NOTE: Don't use this option when the destination is a Solaris "tmpfs" filesystem. It ends up corrupting the files.
-x, --one-file-systemdon't cross filesystem boundaries (ignore mounted volumes)
--delay-updatesput all updated files into place at transfer's end, very useful for live systems (is not available on my Mac OS rsync version)
--delete-afterdelete files in the target folder that are not in the source folder
--exclude=PATTERNexclude files matching PATTERN e.g.:
--exclude "*.bak" --exclude "*~" to ignore "*.bak" and "*~" files

--exclude=".*/" skips hidden files and directories)
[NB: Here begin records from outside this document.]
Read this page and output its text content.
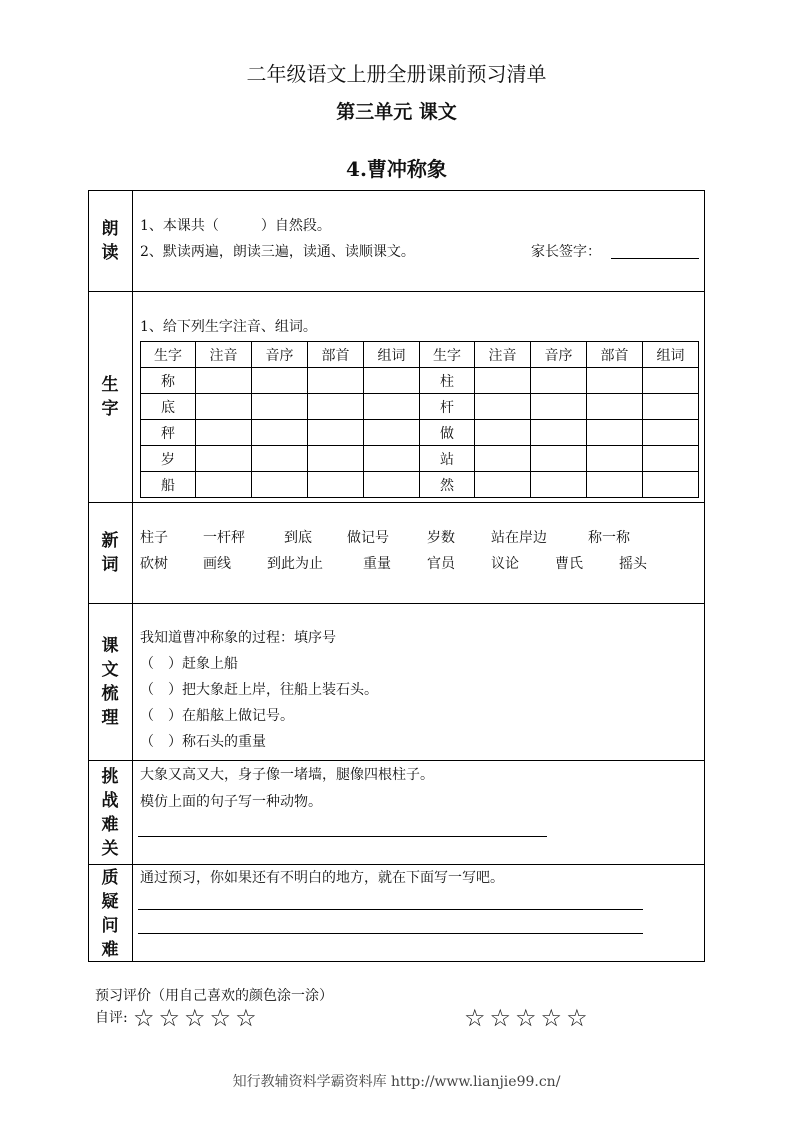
二年级语文上册全册课前预习清单
第三单元 课文
4.曹冲称象
朗
读
1、本课共（　　　）自然段。
2、默读两遍，朗读三遍，读通、读顺课文。	家长签字：
生
字
1、给下列生字注音、组词。
生字	注音	音序	部首	组词	生字	注音	音序	部首	组词
称					柱				
底					杆				
秤					做				
岁					站				
船					然				
新
词
柱子	一杆秤	到底	做记号	岁数	站在岸边	称一称
砍树	画线	到此为止	重量	官员	议论	曹氏	摇头
课
文
梳
理
我知道曹冲称象的过程：填序号
（　）赶象上船
（　）把大象赶上岸，往船上装石头。
（　）在船舷上做记号。
（　）称石头的重量
挑
战
难
关
大象又高又大，身子像一堵墙，腿像四根柱子。
模仿上面的句子写一种动物。
质
疑
问
难
通过预习，你如果还有不明白的地方，就在下面写一写吧。
预习评价（用自己喜欢的颜色涂一涂）
自评: ☆☆☆☆☆	☆☆☆☆☆
知行教辅资料学霸资料库 http://www.lianjie99.cn/
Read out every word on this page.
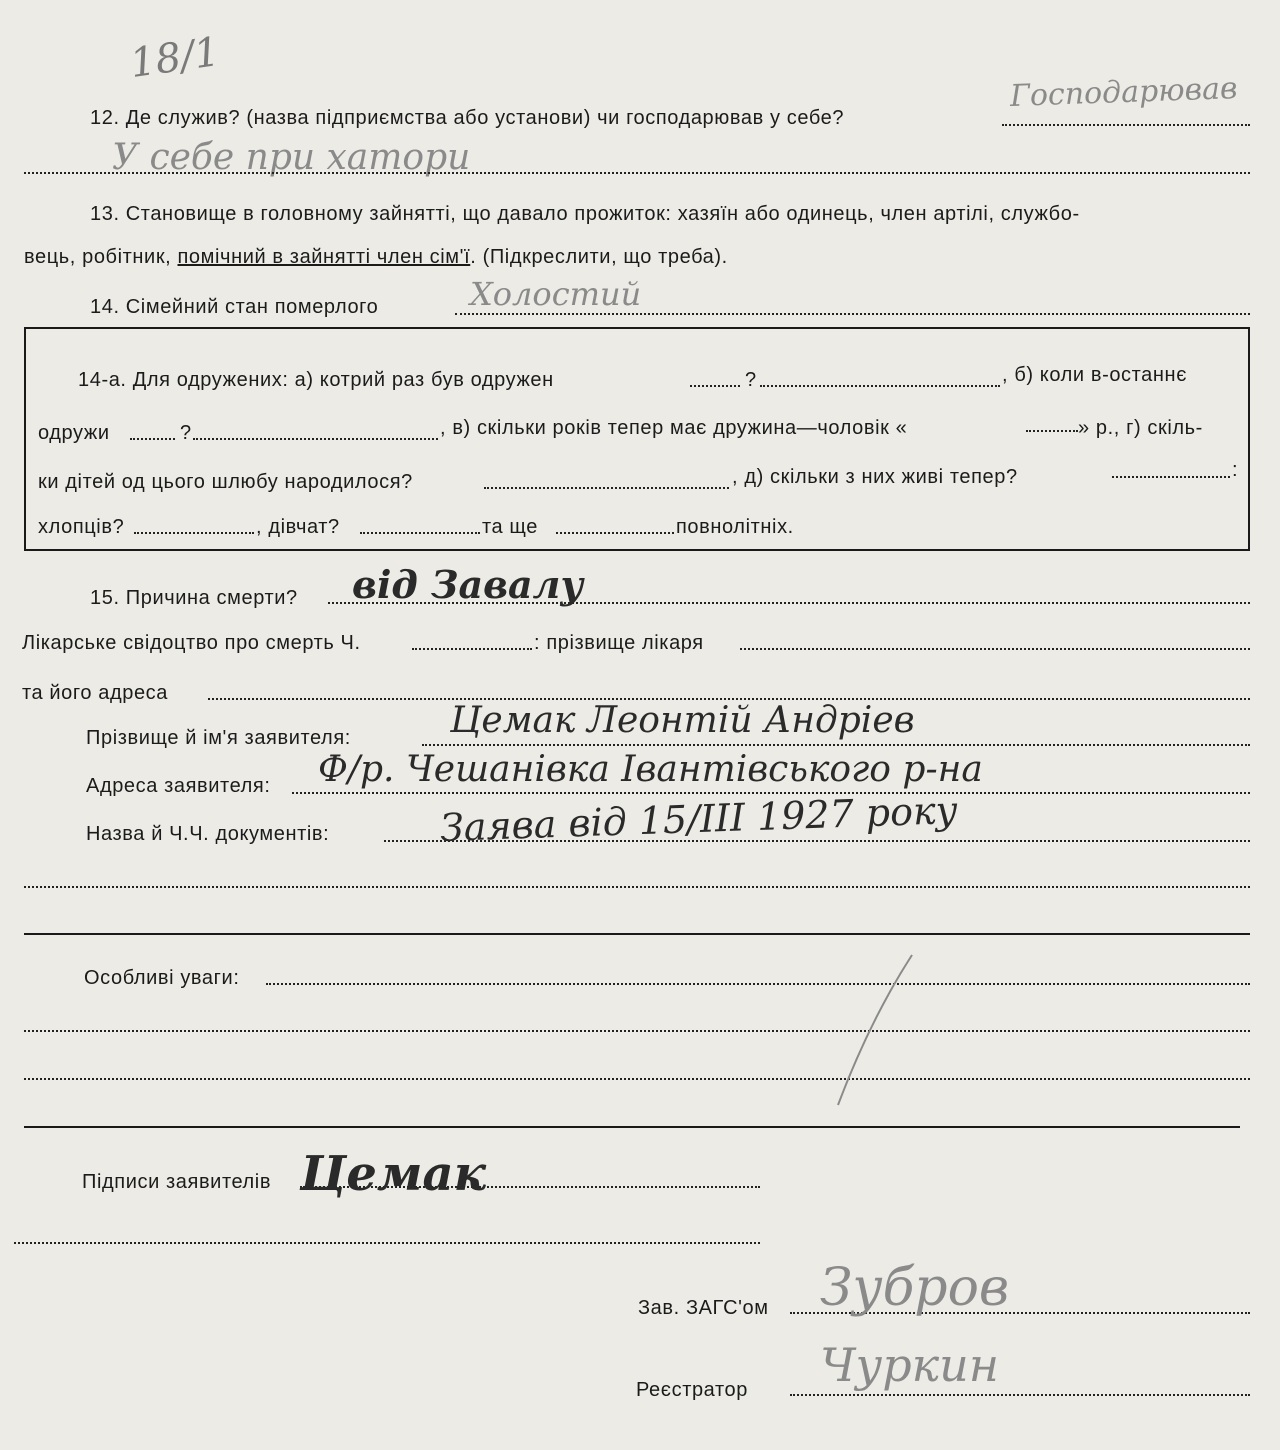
18/1
12. Де служив? (назва підприємства або установи) чи господарював у себе?
Господарював
У себе при хатори
13. Становище в головному зайнятті, що давало прожиток: хазяїн або одинець, член артілі, службо-
вець, робітник, помічний в зайнятті член сім'ї. (Підкреслити, що треба).
14. Сімейний стан померлого	Холостий
14-а. Для одружених: а) котрий раз був одружен	?	, б) коли в-останнє
одружи	?	, в) скільки років тепер має дружина—чоловік «	» р., г) скіль-
ки дітей од цього шлюбу народилося?	, д) скільки з них живі тепер?	:
хлопців?	, дівчат?	та ще	повнолітніх.
15. Причина смерти? від Завалу
Лікарське свідоцтво про смерть Ч.	: прізвище лікаря
та його адреса
Прізвище й ім'я заявителя:	Цемак Леонтій Андріев
Адреса заявителя: Ф/р. Чешанівка Івантівського р-на
Назва й Ч.Ч. документів:	Заява від 15/III 1927 року
Особливі уваги:
Підписи заявителів Цемак
Зав. ЗАГС'ом Зубров
Реєстратор Чуркин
--exclude-from=FILEexclude patterns listed in FILE (one per line)
--include=PATTERNdon't exclude files matching PATTERN
--include-from=FILEdon't exclude patterns listed in FILE
--statsgive some file transfer stats

If you're just getting started with rsync, the -n ("dry run") switch with -v (verbose) is a great way to see what files would get copied without actually copying. Use that switches to test out your rsync command before you run it as done in the following:

rsync -e ssh -nvauxPS --stats --exclude '.DS_Store' --exclude "*bak" --exclude "*~" ~/Documents/ steffen@myubuntu:'/media/sda1/Dokumente und Einstellungen/Steffen/Eigene Dateien'

The above command will login (with user "steffen" via ssh). As we have not setup passphrase-less keys, the script will halt and ask for the passphrase for the key '/Users/Steffen/.ssh/id_rsa'. It updates the directory ~/Documents/on my MacBook in the directory '/media/sda1/Dokumente und Einstellungen/Steffen/Eigene Dateien' on my Ubuntu machine ("myubuntu"). '.DS_Store', "*.bak" and "*~" files are ignored.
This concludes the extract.